Abstract

India and Nigeria were colonized by the British empire, got their independence within a given time range, and are among the largest growing economies among developing nations; they were ranked 1st and 3rd most populous among the common wealth countries respectively and both the countries houses significant population of malnourished, poor and food insecure people. The paper comparatively assessed the macroeconomic growth performance between the two countries using time series data that spanned from 1990-2020. Compound growth rate model was fitted to the data to confirm the trend of acceleration, deceleration or stagnation during the period. The results of the study revealed that mean values of GDP and GNI in US dollars at constant prices for India were higher than that of Nigeria by almost 7 times, while Nigeria`s per capita GDP was higher than that of India under the reference period. With respect to the GDP and per capita GDP growth rates, India recorded lower growth but more stable than Nigeria. Further, both the countries recorded highest GDP contributions from Service sector (46 per cent in India and 35 per cent in Nigeria). But the growth rate shows stability in Indian Service sector in contrast to the highest instability in agricultural sector.
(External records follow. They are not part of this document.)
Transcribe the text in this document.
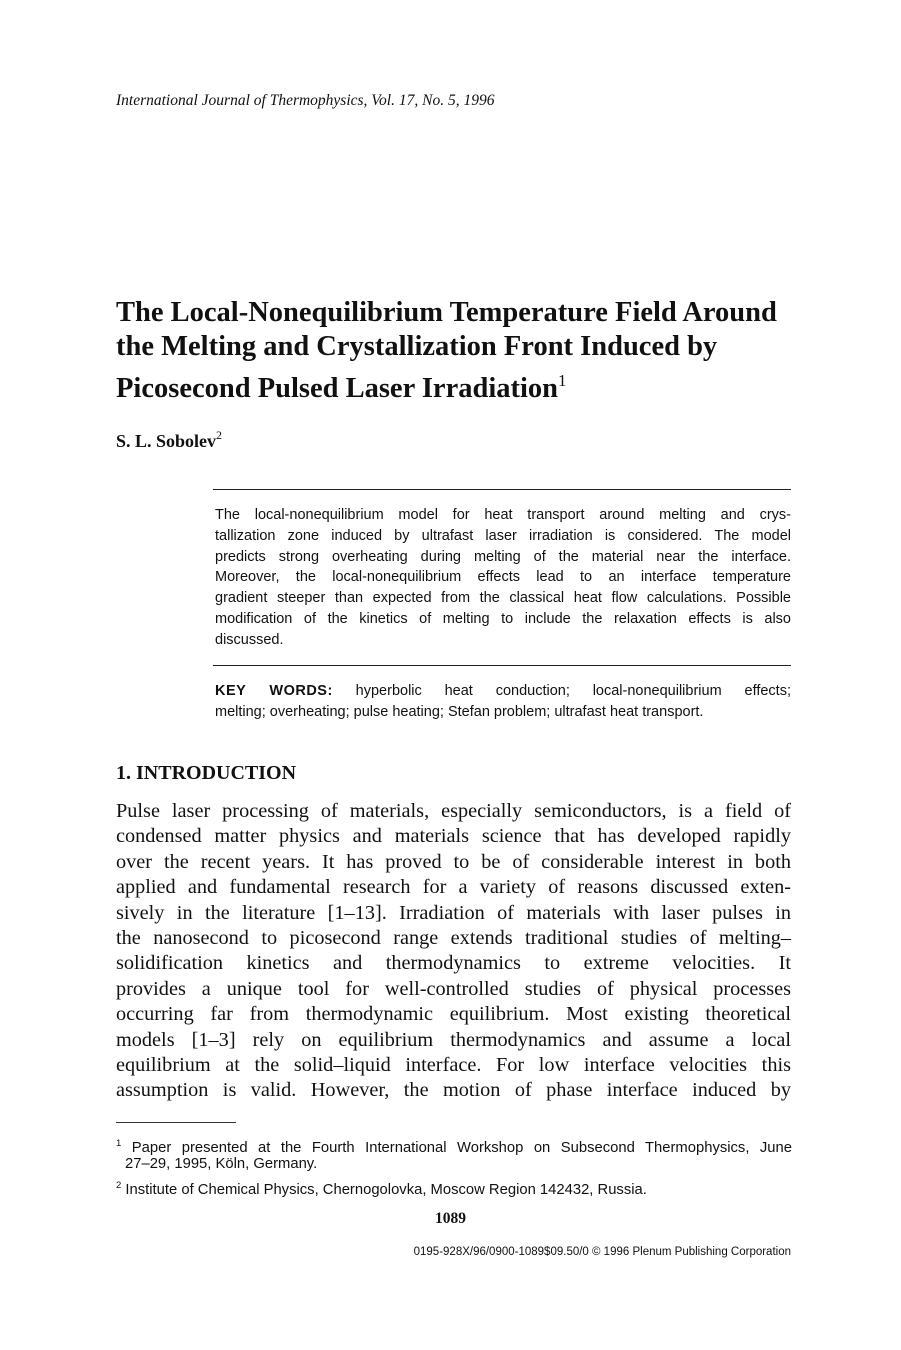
International Journal of Thermophysics, Vol. 17, No. 5, 1996
The Local-Nonequilibrium Temperature Field Around
the Melting and Crystallization Front Induced by
Picosecond Pulsed Laser Irradiation$^1$
S. L. Sobolev$^2$
The local-nonequilibrium model for heat transport around melting and crys-
tallization zone induced by ultrafast laser irradiation is considered. The model
predicts strong overheating during melting of the material near the interface.
Moreover, the local-nonequilibrium effects lead to an interface temperature
gradient steeper than expected from the classical heat flow calculations. Possible
modification of the kinetics of melting to include the relaxation effects is also
discussed.
KEY WORDS: hyperbolic heat conduction; local-nonequilibrium effects;
melting; overheating; pulse heating; Stefan problem; ultrafast heat transport.
1. INTRODUCTION
Pulse laser processing of materials, especially semiconductors, is a field of
condensed matter physics and materials science that has developed rapidly
over the recent years. It has proved to be of considerable interest in both
applied and fundamental research for a variety of reasons discussed exten-
sively in the literature [1–13]. Irradiation of materials with laser pulses in
the nanosecond to picosecond range extends traditional studies of melting–
solidification kinetics and thermodynamics to extreme velocities. It
provides a unique tool for well-controlled studies of physical processes
occurring far from thermodynamic equilibrium. Most existing theoretical
models [1–3] rely on equilibrium thermodynamics and assume a local
equilibrium at the solid–liquid interface. For low interface velocities this
assumption is valid. However, the motion of phase interface induced by
$^1$ Paper presented at the Fourth International Workshop on Subsecond Thermophysics, June
27–29, 1995, Köln, Germany.
$^2$ Institute of Chemical Physics, Chernogolovka, Moscow Region 142432, Russia.
1089
0195-928X/96/0900-1089$09.50/0 © 1996 Plenum Publishing Corporation
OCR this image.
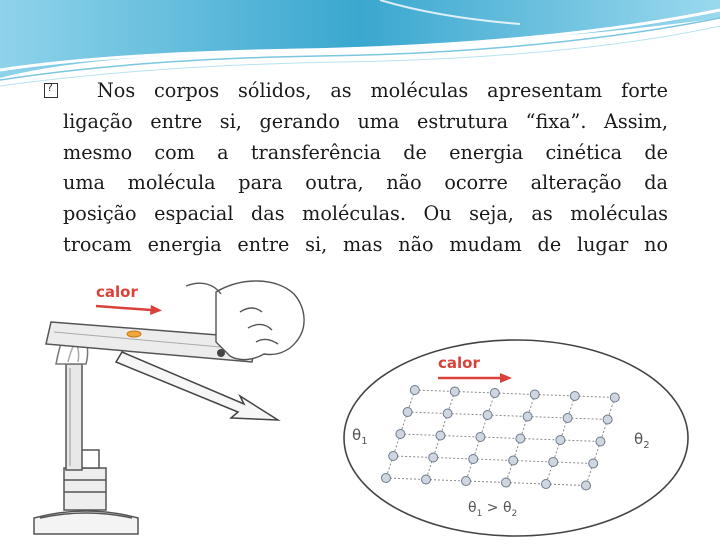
?
Nos corpos sólidos, as moléculas apresentam forte
ligação entre si, gerando uma estrutura “fixa”. Assim,
mesmo com a transferência de energia cinética de
uma molécula para outra, não ocorre alteração da
posição espacial das moléculas. Ou seja, as moléculas
trocam energia entre si, mas não mudam de lugar no
calor
calor
$\theta_1$	$\theta_2$
$\theta_1 > \theta_2$
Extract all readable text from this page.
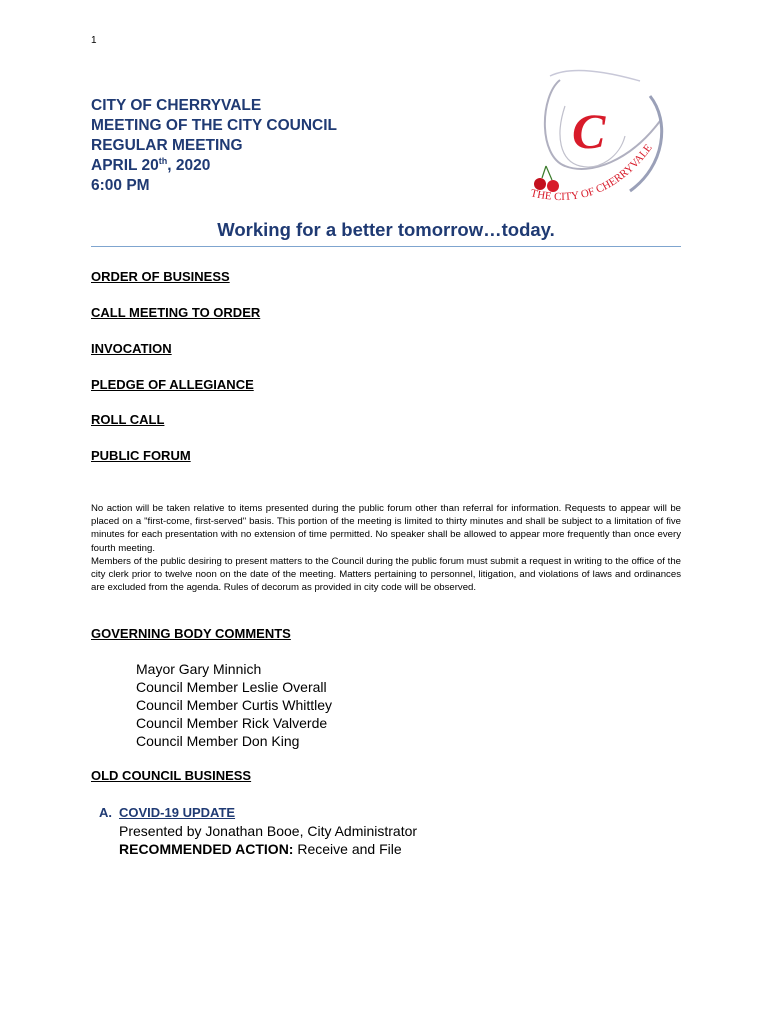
1
CITY OF CHERRYVALE
MEETING OF THE CITY COUNCIL
REGULAR MEETING
APRIL 20th, 2020
6:00 PM
C
THE CITY OF CHERRYVALE
Working for a better tomorrow…today.
ORDER OF BUSINESS
CALL MEETING TO ORDER
INVOCATION
PLEDGE OF ALLEGIANCE
ROLL CALL
PUBLIC FORUM

No action will be taken relative to items presented during the public forum other than referral for information. Requests to appear will be placed on a "first-come, first-served" basis. This portion of the meeting is limited to thirty minutes and shall be subject to a limitation of five minutes for each presentation with no extension of time permitted. No speaker shall be allowed to appear more frequently than once every fourth meeting.

Members of the public desiring to present matters to the Council during the public forum must submit a request in writing to the office of the city clerk prior to twelve noon on the date of the meeting. Matters pertaining to personnel, litigation, and violations of laws and ordinances are excluded from the agenda. Rules of decorum as provided in city code will be observed.

GOVERNING BODY COMMENTS
Mayor Gary Minnich
Council Member Leslie Overall
Council Member Curtis Whittley
Council Member Rick Valverde
Council Member Don King
OLD COUNCIL BUSINESS
A. COVID-19 UPDATE
Presented by Jonathan Booe, City Administrator
RECOMMENDED ACTION: Receive and File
In Nigeria, on the other hand, agricultural sector got the highest growth contribution to GDP growth-though stagnant and instable, while service sector’s growth contribution to GDP growth was the lowest among other variables. It is recommended that increase budget share to agriculture through proper funding of research, credit support and extension service would help to repositioned agriculture back to its higher (of about 50 per cent) GDP contribution and compete vigorously with other economic sectors in income generation, employment opportunities and poverty reduction in both India and Nigeria.